オラスという男
ジェレミーの父であるオラスは、僅かな護衛だけをつけて森の中を進んでいる。
そして空で煌めいた一筋の光を見て、ニヤリとほくそ笑んだ。
「無事に発動したか」
「オラス様?」
「なんでもない。進め」
前を歩く護衛にそう命じると、彼は特にそれ以上何も言わず目的地へと先導していく。
ジェレミーや他の兵士達から話を聞いて、まさかと思っていた。
ありえない可能性ではあるが、決して絶対にないという話ではない。
少なくとも、何らかの力あるものがあの奴隷地区で誕生したのは事実だろうと、オラスは考えていた。
そうでなければウァラクまで引き連れたジェミーが奴隷達を取り逃がすはずもないと。
だから先手を打つことにした。
この戦いにおいて、ジェレミーもウァラクも単なる囮に過ぎない。灰の髪を持つ少女をその場に釘付けにすれば、後は帝国より持ち出した兵器である『天の矢』が全てを解決してくれる。
「とんだ勘違いをしているものだ」
オラスの独り言に、今度は誰も反応しなかった。
帝国の力は、純粋な兵力だけではない。
今やもっと大きな存在によって率いられ、彼等がもたらしたありとあらゆる力がそこに集結しているのだ。
魔族も、天界からの力も操ることができる。それこそが帝国がこの大陸に覇を唱えようとしている最大の原動力だ。
当然その中には、古き力と呼ばれる失われた世界の技術も含まれている。
帝国は既にその扉を二つ開けることに成功している。ジェレミーに預けた兵士も、それによって生み出されたものだ。
だが、まだ足りない。扉一つから引き出せるものには限りがある。
もっと力が必要だった。古き世界とこちらの世界を完璧に繋げる必要がある。
そのために必要な鍵は手の中にあり、門はこの先にある。
オラスの手の中で光るのは、掌に収まる程度の大きさの石でできた長方形の板。
それこそが門の鍵であり、そこに描かれた文様が赤く輝き、門が近いことを教えてくれる。
「オラス様、恐らくこの先が……」
「……ああ、わかっている」
兵士に言われるまでもない。
オラスもまた、その力を身体に取り込んでいる。
魔力の共鳴により、それがすぐ近くにあることは伝わっていた。
木々の奥、開けた場所に聳えるモノリス。
崩れた廃墟の中心に立つそれが、オラスにはあまりにも神々しく見えていた。
「なるほど。ここまで近づいても強い波動を感じなかったのは貴様達が原因か」
先に兵士達が、数歩遅れてオラスが遺跡の中へと入っていく。
女が三人、一人はモノリスに手を翳して懸命にそれが開くのを押し留めている。
本来であれば、オラスが近付いた時点で門からは古き力を持つ者達が現れていてもおかしくはなかった。

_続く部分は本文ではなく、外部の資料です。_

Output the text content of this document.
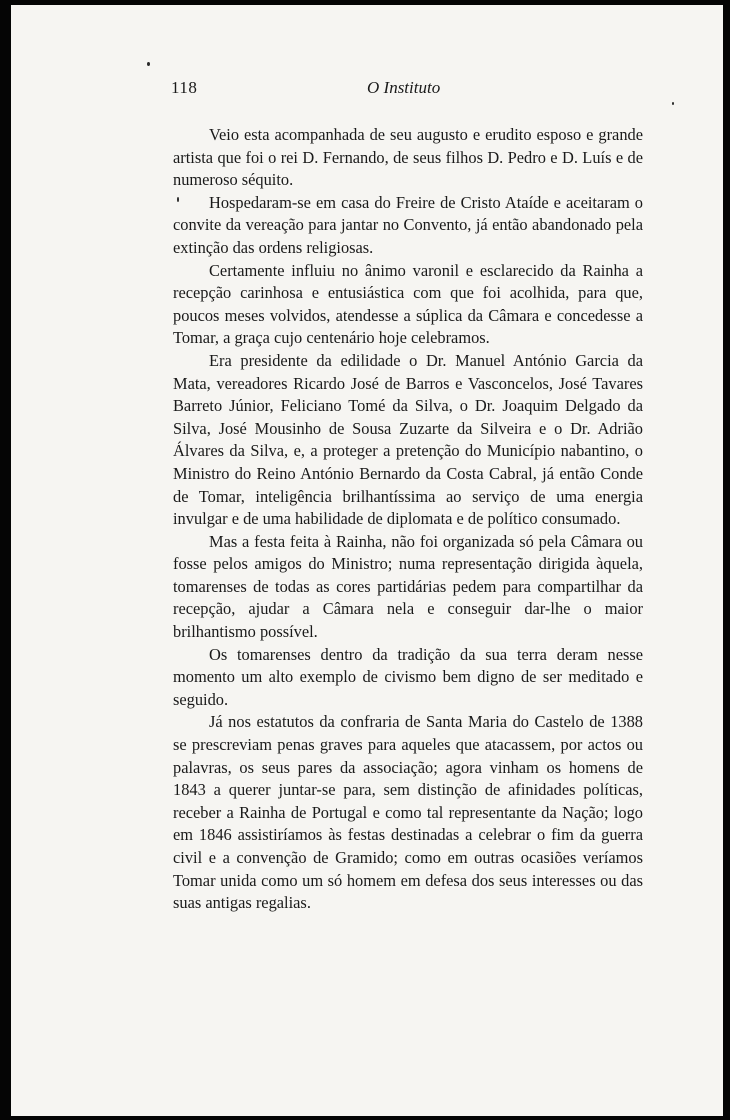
118	O Instituto

Veio esta acompanhada de seu augusto e erudito esposo e grande artista que foi o rei D. Fernando, de seus filhos D. Pedro e D. Luís e de numeroso séquito.

Hospedaram-se em casa do Freire de Cristo Ataíde e aceitaram o convite da vereação para jantar no Convento, já então abandonado pela extinção das ordens religiosas.

Certamente influiu no ânimo varonil e esclarecido da Rainha a recepção carinhosa e entusiástica com que foi acolhida, para que, poucos meses volvidos, atendesse a súplica da Câmara e concedesse a Tomar, a graça cujo centenário hoje celebramos.

Era presidente da edilidade o Dr. Manuel António Garcia da Mata, vereadores Ricardo José de Barros e Vasconcelos, José Tavares Barreto Júnior, Feliciano Tomé da Silva, o Dr. Joaquim Delgado da Silva, José Mousinho de Sousa Zuzarte da Silveira e o Dr. Adrião Álvares da Silva, e, a proteger a pretenção do Município nabantino, o Ministro do Reino António Bernardo da Costa Cabral, já então Conde de Tomar, inteligência brilhantíssima ao serviço de uma energia invulgar e de uma habilidade de diplomata e de político consumado.

Mas a festa feita à Rainha, não foi organizada só pela Câmara ou fosse pelos amigos do Ministro; numa representação dirigida àquela, tomarenses de todas as cores partidárias pedem para compartilhar da recepção, ajudar a Câmara nela e conseguir dar-lhe o maior brilhantismo possível.

Os tomarenses dentro da tradição da sua terra deram nesse momento um alto exemplo de civismo bem digno de ser meditado e seguido.

Já nos estatutos da confraria de Santa Maria do Castelo de 1388 se prescreviam penas graves para aqueles que atacassem, por actos ou palavras, os seus pares da associação; agora vinham os homens de 1843 a querer juntar-se para, sem distinção de afinidades políticas, receber a Rainha de Portugal e como tal representante da Nação; logo em 1846 assistiríamos às festas destinadas a celebrar o fim da guerra civil e a convenção de Gramido; como em outras ocasiões veríamos Tomar unida como um só homem em defesa dos seus interesses ou das suas antigas regalias.
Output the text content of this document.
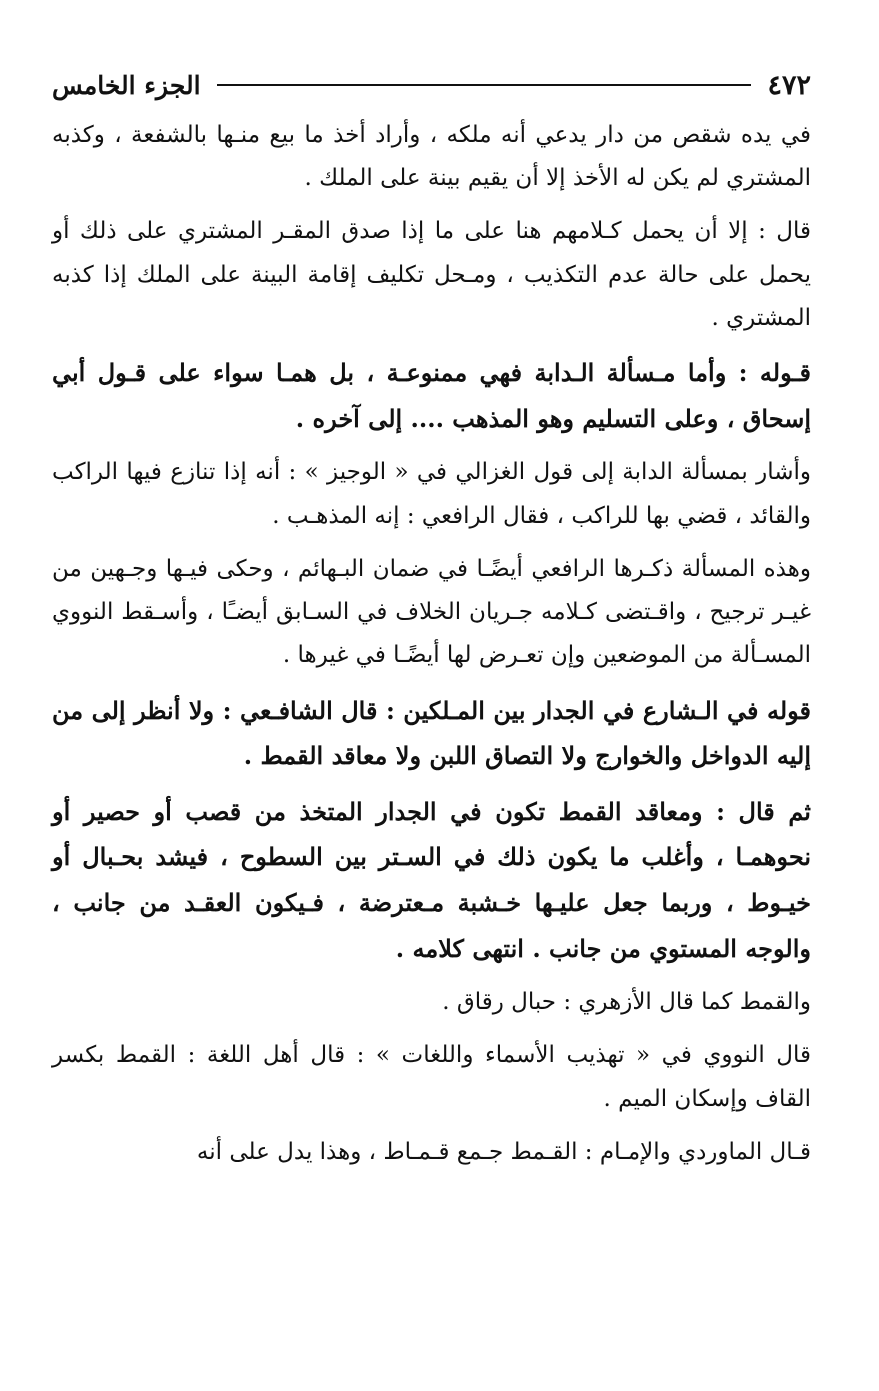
٤٧٢
الجزء الخامس

في يده شقص من دار يدعي أنه ملكه ، وأراد أخذ ما بيع منـها بالشفعة ، وكذبه المشتري لم يكن له الأخذ إلا أن يقيم بينة على الملك .

قال : إلا أن يحمل كـلامهم هنا على ما إذا صدق المقـر المشتري على ذلك أو يحمل على حالة عدم التكذيب ، ومـحل تكليف إقامة البينة على الملك إذا كذبه المشتري .

قـوله : وأما مـسألة الـدابة فهي ممنوعـة ، بل همـا سواء على قـول أبي إسحاق ، وعلى التسليم وهو المذهب .... إلى آخره .

وأشار بمسألة الدابة إلى قول الغزالي في « الوجيز » : أنه إذا تنازع فيها الراكب والقائد ، قضي بها للراكب ، فقال الرافعي : إنه المذهـب .

وهذه المسألة ذكـرها الرافعي أيضًـا في ضمان البـهائم ، وحكى فيـها وجـهين من غيـر ترجيح ، واقـتضى كـلامه جـريان الخلاف في السـابق أيضـًا ، وأسـقط النووي المسـألة من الموضعين وإن تعـرض لها أيضًـا في غيرها .

قوله في الـشارع في الجدار بين المـلكين : قال الشافـعي : ولا أنظر إلى من إليه الدواخل والخوارج ولا التصاق اللبن ولا معاقد القمط .

ثم قال : ومعاقد القمط تكون في الجدار المتخذ من قصب أو حصير أو نحوهمـا ، وأغلب ما يكون ذلك في السـتر بين السطوح ، فيشد بحـبال أو خيـوط ، وربما جعل عليـها خـشبة مـعترضة ، فـيكون العقـد من جانب ، والوجه المستوي من جانب . انتهى كلامه .

والقمط كما قال الأزهري : حبال رقاق .

قال النووي في « تهذيب الأسماء واللغات » : قال أهل اللغة : القمط بكسر القاف وإسكان الميم .

قـال الماوردي والإمـام : القـمط جـمع قـمـاط ، وهذا يدل على أنه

あの少女が、恐らくはジェレミーが気にしていた妖精の血を引く娘がそれを妨害していたようだった。
「オラス様、如何いたしましょう?」
「殺せ」
迷い一つないオラスの答えに、戸惑ったのは護衛の兵士だった。
「で、ですが女子供を……ぐ、おっ……!」
彼が答えを最後までいうことはなかった。
オラスが一瞥し魔力を放っただけで、彼の心臓は不可視の力で握り潰される。
「もう一度だけ言うぞ、殺せ」
残った兵士達はもう、逆らうことはできなかった。
オラスに言われるままに剣を抜き、少女達へと向かっていく。
オラスも先程兵士にしたように、魔力を込めた一瞥を放つが、前に飛び出してきた銀髪の獣人がそれを手に持った何かで相殺した。
「……ほう。では、兵士共の手に余るか」
オラスの言葉は正しかった。
その魔導師と思しき獣人は、瞬く間に兵士を全て片付けてしまう。
「役立たず共め。息子といい、人間というのは本当に数しか能がない」
冷酷な言葉を吐いて、オラスは前に進む。
兵士達を一瞬で片付けた銀髪の獣人など全く意に介すこともなく。
目的である門、そしてそれを止める妖精の血族を殺すために。